At Medable, we’re always looking to understand the changing environment of clinical research, and how we can help customers overcome the various challenges, risks, and scenarios that these changes bring.

For the past year, I, various clinicians, and research experts at Medable have been working closely to improve how we conduct research for various therapeutic areas. Much like the results shown in Tufts CSDD’s latest whitepaper, we believe that a well-thought, decentralized approach can help bring new therapies in historically challenging therapeutic areas to markets faster.

The result of this work is a brand-new decentralized approach we’re bringing to the market.

What is Your Therapeutic Area Approach?

We have a holistic approach that pairs the needs and challenges within a particular therapeutic area with a tailored set of decentralized solutions (eConsent, eCOA, TeleVisit, etc.) that will solve them, by leveraging our deep DCT experience as well as understanding and addressing the unique challenges of each TA. The solution set is customized to provide a bridge that’s bespoke to the challenges of that particular therapy area. Thus, our approach for vaccines is different from our approach for cardiovascular metabolism, which is different from our approach for oncology, etc.

The first TA to embrace this approach, which we launched in June, is our Vaccine offering.

As part of this, we established the vaccine pre-build following discussion with external and internal cross-functional experts in Clinical Operations, Engineering, and DCT best practices. 

How we Constructed our Vaccine Pre-Build

To best understand the challenges that vaccine and infectious disease research faces, we engaged expertise from both within Medable as well as partners and customers.  From these discussions, it was clear that there were broad operational similarities across vaccine studies such as a high reliance on PROs, the need for flexibility in deployment, a high volume of participants, a need for increased diversity or participation, and the real-time availability of safety data.  All of these suggest that vaccine studies would lend themselves well to a DCT approach, however, the uptake of DCT solutions across vaccine research was low.  One of the key reasons was due to the time taken to implement new, digital solutions across studies that needed to be started up and conducted relatively quickly.  Therefore, we focused on understanding how we could define a fit-for-purpose solution that could be deployed rapidly without compromising on participant safety or the robustness and quality of data collected, whilst also addressing the operational challenges mentioned above. 

To begin, we looked at historical vaccine studies, extracted the core operational similarities, and used this to create a mock protocol.
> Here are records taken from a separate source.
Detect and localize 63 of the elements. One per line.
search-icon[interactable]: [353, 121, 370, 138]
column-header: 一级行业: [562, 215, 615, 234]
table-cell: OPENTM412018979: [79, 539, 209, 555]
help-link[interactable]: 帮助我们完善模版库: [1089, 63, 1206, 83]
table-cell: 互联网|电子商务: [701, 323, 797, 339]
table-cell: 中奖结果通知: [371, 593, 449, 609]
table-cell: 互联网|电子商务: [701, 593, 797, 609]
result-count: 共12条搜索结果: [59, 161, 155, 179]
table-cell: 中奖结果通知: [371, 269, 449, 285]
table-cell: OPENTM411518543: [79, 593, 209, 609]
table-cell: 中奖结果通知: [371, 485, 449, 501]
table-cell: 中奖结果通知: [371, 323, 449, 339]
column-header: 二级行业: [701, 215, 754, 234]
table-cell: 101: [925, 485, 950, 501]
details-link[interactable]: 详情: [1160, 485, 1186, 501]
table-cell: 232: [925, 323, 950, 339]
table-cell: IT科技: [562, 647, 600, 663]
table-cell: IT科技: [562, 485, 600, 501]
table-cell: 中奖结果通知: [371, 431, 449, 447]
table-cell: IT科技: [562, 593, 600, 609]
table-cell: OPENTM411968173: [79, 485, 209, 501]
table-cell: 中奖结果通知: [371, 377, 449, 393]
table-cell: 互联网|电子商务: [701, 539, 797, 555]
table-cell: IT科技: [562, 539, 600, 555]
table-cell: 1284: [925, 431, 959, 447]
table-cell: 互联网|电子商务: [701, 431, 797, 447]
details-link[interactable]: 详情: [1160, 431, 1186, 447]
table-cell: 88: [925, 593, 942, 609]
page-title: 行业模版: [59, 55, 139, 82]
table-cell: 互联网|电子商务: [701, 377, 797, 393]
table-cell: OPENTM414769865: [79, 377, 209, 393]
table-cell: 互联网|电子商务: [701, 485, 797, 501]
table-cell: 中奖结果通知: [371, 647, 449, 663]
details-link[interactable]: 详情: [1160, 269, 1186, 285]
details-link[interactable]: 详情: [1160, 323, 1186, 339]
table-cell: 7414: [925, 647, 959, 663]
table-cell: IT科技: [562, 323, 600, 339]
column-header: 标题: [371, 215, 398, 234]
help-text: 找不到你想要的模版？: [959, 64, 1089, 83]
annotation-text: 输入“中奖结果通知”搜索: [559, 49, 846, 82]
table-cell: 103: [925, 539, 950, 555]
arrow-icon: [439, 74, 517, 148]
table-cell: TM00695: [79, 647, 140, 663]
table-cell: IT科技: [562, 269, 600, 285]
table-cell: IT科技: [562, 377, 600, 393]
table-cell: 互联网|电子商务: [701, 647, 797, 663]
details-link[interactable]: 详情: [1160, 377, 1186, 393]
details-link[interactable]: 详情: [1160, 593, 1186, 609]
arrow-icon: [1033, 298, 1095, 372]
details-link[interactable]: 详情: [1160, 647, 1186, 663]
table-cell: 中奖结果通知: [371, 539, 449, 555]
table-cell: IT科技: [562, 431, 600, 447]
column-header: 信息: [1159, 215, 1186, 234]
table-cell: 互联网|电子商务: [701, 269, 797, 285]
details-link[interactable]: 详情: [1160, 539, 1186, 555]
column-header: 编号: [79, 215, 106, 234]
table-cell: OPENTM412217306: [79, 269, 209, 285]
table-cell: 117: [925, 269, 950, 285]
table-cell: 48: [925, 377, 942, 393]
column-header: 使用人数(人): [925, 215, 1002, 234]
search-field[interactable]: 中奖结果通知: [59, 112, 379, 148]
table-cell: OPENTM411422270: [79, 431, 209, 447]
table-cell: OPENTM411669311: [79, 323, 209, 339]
We built this protocol as if we were building a net-new study for a sponsor, following the same processes of assigning a designated team, preparing a study specification document, and running through our standard engineering build process and testing. However, throughout this build, we tasked the team to keep in mind that we wanted to understand how to build efficiencies to allow for easier use in subsequent studies, such as ensuring the opportunity to “switch off” certain customizations as needed or to maintain flexibility in operational aspects such as visit schedules.  The philosophy behind this exercise was to allow for a templating approach and minimize the need for a “ground-up” build for every new study.

As we went through the specification and build process, keeping in mind the specific TA challenges, we were able to identify the core build components and their structure, including creating a bespoke electronic pre-screening step, defining the appropriate steps to enhance participant engagement, identifying the key data needs for sites and sponsors and by creating purpose-built reactogenicity and surveillance diaries, ensuring that we would be able to answer the questions of the majority of vaccine studies using this template. This allowed us to create an industry-first multi-modal single platform DCT offering that can enhance engagement, improve the experience and deliver data quickly with a rapid, scalable, and sustainable solution to meet the core needs of vaccine studies.

The Benefits

Circling back to the speed of deployment as one of the core needs for vaccine research, by employing our vaccine pre-build template, we are able to launch a DCT-ready vaccine study in as little as 5 weeks from a final specification to “go live.”  Whilst we address other key TA-specific challenges, all of this is alongside the other advantages of employing a DCT approach to clinical trials. 

These advantages are:

  • Tufts CSDD research found that DCTs can provide substantial net financial returns — with cycle time reduction as the largest contributing factor — to sponsors who invest in, and deploy virtual and remote clinical trial solutions;
  • Tufts CSDD benchmark data suggested a nearly 10% reduction in clinical trial timelines associated with DCT usage;
  • Although protocol amendment experience associated with DCTs had a smaller relative impact on the return in DCT investment, benchmark data suggested a 27% reduction in phase II and a 6% reduction in phase III protocol amendments

Additionally, we’re proud that the tools, processes, and methods that Medable employs have been proven to improve patient engagement and data capture and reduce traditional trial conduct timelines by 10% or more.

An increasing global focus on immunization, clinical research, and the ubiquity of digital technology reinforces the need to optimize vaccine trials with a DCT approach - at Medable we’re ready to lead the charge.